Until about 4 years ago, microbiologists hadn’t realized that the shape of bacterial cells is determined by an internal skeleton of protein filaments similar to those that give form to animal cells. That’s when researchers discovered that bacteria have their own versions of actin and tubulin, proteins that make up two different filament types in animal cells (SN: 6/08/02, p. 366: Available to subscribers at Bacterial genes and cell scaffolding). Now, Christine Jacobs-Wagner of Yale University and her colleagues report that crescentin forms strands resembling intermediate filaments, which are yet another component of the skeleton in animal cells.

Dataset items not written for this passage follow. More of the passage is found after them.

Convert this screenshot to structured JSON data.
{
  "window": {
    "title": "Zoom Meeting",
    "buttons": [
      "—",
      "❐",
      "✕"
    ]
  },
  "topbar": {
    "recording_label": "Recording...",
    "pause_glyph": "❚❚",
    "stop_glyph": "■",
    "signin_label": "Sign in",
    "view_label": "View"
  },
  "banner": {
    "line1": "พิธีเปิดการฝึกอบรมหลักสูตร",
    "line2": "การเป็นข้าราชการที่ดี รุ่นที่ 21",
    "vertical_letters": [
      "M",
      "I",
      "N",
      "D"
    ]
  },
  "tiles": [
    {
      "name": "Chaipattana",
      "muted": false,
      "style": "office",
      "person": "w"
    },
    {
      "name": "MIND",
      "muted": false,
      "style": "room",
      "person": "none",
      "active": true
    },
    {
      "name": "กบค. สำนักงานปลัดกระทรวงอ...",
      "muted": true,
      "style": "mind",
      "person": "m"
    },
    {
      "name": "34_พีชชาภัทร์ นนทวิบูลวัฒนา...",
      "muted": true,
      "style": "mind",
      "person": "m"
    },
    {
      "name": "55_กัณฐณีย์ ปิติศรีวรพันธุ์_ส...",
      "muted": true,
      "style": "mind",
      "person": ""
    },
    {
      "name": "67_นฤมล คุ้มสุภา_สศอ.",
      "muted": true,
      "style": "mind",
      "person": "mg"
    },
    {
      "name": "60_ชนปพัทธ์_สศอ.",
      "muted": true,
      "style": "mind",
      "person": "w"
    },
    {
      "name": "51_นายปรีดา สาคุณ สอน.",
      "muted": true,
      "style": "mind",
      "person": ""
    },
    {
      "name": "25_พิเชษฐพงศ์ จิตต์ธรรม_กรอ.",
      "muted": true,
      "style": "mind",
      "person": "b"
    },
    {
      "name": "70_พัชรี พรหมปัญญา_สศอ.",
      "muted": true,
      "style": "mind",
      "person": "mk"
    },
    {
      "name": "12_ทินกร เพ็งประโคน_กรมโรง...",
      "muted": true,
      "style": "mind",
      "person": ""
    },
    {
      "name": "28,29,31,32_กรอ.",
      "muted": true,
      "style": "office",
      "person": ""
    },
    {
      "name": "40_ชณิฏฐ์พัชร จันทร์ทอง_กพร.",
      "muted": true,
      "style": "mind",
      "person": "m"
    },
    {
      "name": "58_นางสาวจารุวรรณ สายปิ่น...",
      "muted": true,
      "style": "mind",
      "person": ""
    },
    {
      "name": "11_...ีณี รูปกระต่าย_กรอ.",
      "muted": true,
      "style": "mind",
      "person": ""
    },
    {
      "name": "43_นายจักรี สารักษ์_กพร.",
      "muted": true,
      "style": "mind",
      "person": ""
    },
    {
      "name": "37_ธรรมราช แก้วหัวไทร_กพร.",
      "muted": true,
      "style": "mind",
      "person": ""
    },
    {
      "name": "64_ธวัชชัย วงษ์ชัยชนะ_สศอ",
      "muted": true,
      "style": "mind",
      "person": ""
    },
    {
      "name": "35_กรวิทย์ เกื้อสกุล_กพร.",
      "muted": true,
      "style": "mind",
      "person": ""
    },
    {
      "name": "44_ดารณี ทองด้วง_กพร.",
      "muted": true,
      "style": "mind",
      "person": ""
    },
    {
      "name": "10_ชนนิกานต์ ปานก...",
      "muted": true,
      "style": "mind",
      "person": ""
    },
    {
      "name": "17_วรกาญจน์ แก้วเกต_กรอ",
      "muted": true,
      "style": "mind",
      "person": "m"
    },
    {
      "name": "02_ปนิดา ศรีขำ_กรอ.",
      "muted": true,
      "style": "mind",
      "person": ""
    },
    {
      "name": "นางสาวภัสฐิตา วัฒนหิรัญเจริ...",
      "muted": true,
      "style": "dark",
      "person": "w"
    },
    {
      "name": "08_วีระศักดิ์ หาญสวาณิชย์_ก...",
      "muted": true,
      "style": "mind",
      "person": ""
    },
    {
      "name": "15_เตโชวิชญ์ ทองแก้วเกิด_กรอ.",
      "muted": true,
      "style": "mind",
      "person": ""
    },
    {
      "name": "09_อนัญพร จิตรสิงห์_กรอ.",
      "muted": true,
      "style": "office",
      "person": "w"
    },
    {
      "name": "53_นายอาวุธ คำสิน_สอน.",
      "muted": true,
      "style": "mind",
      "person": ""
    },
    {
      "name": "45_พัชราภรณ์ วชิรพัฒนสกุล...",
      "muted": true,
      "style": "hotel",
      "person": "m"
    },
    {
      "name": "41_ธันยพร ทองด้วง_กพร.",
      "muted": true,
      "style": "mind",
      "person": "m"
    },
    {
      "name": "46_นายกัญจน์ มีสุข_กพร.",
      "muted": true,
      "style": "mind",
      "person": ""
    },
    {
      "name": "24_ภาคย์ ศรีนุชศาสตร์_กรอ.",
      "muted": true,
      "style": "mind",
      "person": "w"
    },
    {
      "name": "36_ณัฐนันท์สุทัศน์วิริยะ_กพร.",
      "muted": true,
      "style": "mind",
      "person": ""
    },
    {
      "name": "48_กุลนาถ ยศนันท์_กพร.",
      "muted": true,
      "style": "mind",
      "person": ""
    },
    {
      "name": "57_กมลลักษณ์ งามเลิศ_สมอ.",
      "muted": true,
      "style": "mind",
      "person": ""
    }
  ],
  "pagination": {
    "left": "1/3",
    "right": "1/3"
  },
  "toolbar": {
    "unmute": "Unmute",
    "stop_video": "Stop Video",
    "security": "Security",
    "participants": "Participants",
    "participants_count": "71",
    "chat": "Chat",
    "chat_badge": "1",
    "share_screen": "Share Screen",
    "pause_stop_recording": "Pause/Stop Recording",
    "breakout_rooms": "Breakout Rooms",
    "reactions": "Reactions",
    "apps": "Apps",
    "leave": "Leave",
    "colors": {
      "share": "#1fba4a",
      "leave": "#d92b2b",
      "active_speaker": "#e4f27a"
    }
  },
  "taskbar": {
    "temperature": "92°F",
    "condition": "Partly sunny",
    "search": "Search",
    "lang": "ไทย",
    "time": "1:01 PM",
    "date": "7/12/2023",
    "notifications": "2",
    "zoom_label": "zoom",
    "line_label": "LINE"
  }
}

The researchers identified crescentin while studying Caulobacter crescentus, which comes in curved or helical forms, depending on its length. Mutant forms of the bacterium that lack the protein assume a rodlike shape, the biologists discovered. Adding the gene for crescentin to these mutant microbes returned them to their curvaceous form, the team reports in the Dec. 12, 2003 Cell.
It’s not yet clear whether crescentin strands gave rise to the intermediate filaments in animal cells or whether those filaments evolved independently, says Jacobs-Wagner. The researchers are now investigating what survival advantage the curved shape might bestow upon C. crescentus.